Let’s talk about how this advanced automated AI creation too, once it becomes available, could significantly shorten and increase the accuracy of related AI Machine Learning efforts like the Covid-19 analysis now being run on supercomputers like the IBM Summit machine.
The Data Scientist Problem
We have a severe shortage of qualified data scientists, and data scientists who are also operational experts in the areas they are to analyze are scarce. The result is a lot of AI projects use the wrong models, are biased, and generate results that can’t be trusted.
The people operating a company don’t understand how to create an AI, and the people tasked with creating the AI have no clue about the operational needs of the company. This problem is a Tower of Babel kind of communication problem that significantly impedes advancement in this space.
Also, nearly every AI effort is a custom one-off, which makes data collection problematic. We are, in the case of the Covid-19 virus, collecting massive amounts of data. Still, because nearly every system is different, our ability to combine and analyst these massive repositories is both limited and results in biased and unreliable outcomes.
And this is on top of the fact problems like Covid-19 are excessively convoluted, making it very difficult to build the AI systems that can produce meaningful and actionable results.
AIs Building AIs
What makes this future capability is unusual in that it applies AI technology to the creation of the AI. When you put the data set into the tool, it attempts to figure out what you might want and then makes configuration choices based on its experience. The user can then change parameters until they get an AI that comes closest to what they are trying to accomplish.

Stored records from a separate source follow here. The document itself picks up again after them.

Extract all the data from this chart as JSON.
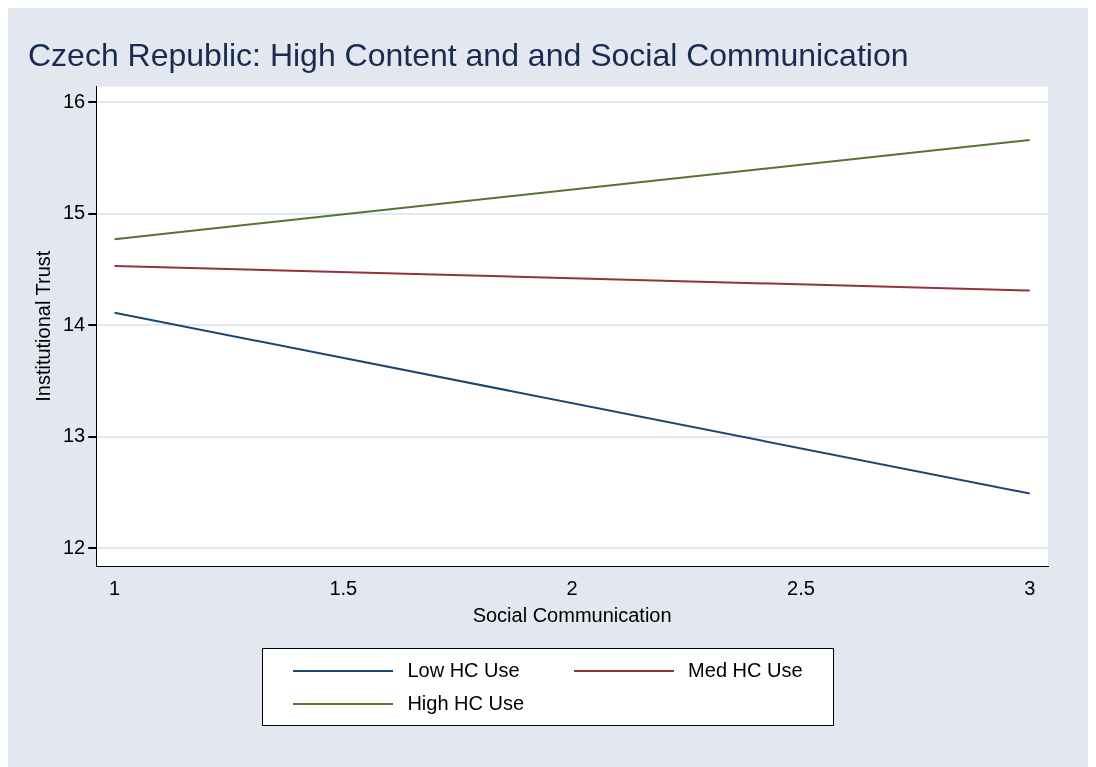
{
  "chart_data": {
    "type": "line",
    "title": "Czech Republic: High Content and and Social Communication",
    "xlabel": "Social Communication",
    "ylabel": "Institutional Trust",
    "x": [
      1,
      3
    ],
    "series": [
      {
        "name": "Low HC Use",
        "color": "#1a476f",
        "values": [
          14.11,
          12.49
        ]
      },
      {
        "name": "Med HC Use",
        "color": "#90353b",
        "values": [
          14.53,
          14.31
        ]
      },
      {
        "name": "High HC Use",
        "color": "#55752f",
        "values": [
          14.77,
          15.66
        ]
      }
    ],
    "xlim": [
      0.96,
      3.04
    ],
    "xticks": [
      1,
      1.5,
      2,
      2.5,
      3
    ],
    "ylim": [
      11.84,
      16.14
    ],
    "yticks": [
      12,
      13,
      14,
      15,
      16
    ],
    "grid": "y",
    "legend": "bottom",
    "marker": "none",
    "line_style": "solid"
  }
}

This process isn’t a fail and start over process, this is a fail, modify, and rerun process potentially cutting down significantly the time it takes to go from data to actionable information. The result is the creation of AI systems that are more flexible in use and more adjustable after the fact. You can reach the intended result through rapid iteration.
The process also helps the user break down complex problems into simpler components that then can be layered to reach the desired solution. Also, rather than taking raw data from various incompatible systems and then mis-analyzing the resulting mess, which is a common problem, the system looks at the results from those different systems. It integrates those results into the final product.
Other benefits are faster searches with greater accuracy and less unintended bias, far more success with unusual data sets like those that come from IoT devices, and a far more successful path to integrating multi-modal data sets. Oh, and a far easier path to integrating the resulting system with Business KPIs (Key Performance Indicators).
Making AIs Faster, Better, and Cheaper
As we approach new and critical problems like those surrounding the Covid-19 virus having the ability to deploy our most powerful analytics tools quickly will not only result in better and faster response, it will save lives. AutoML is one of the more exciting things worked on in IBM’s labs, and it is on the path to a future of AIs that can create AIs without the need for Data Scientists. Given the threats we face as a race, this capability can’t come soon enough.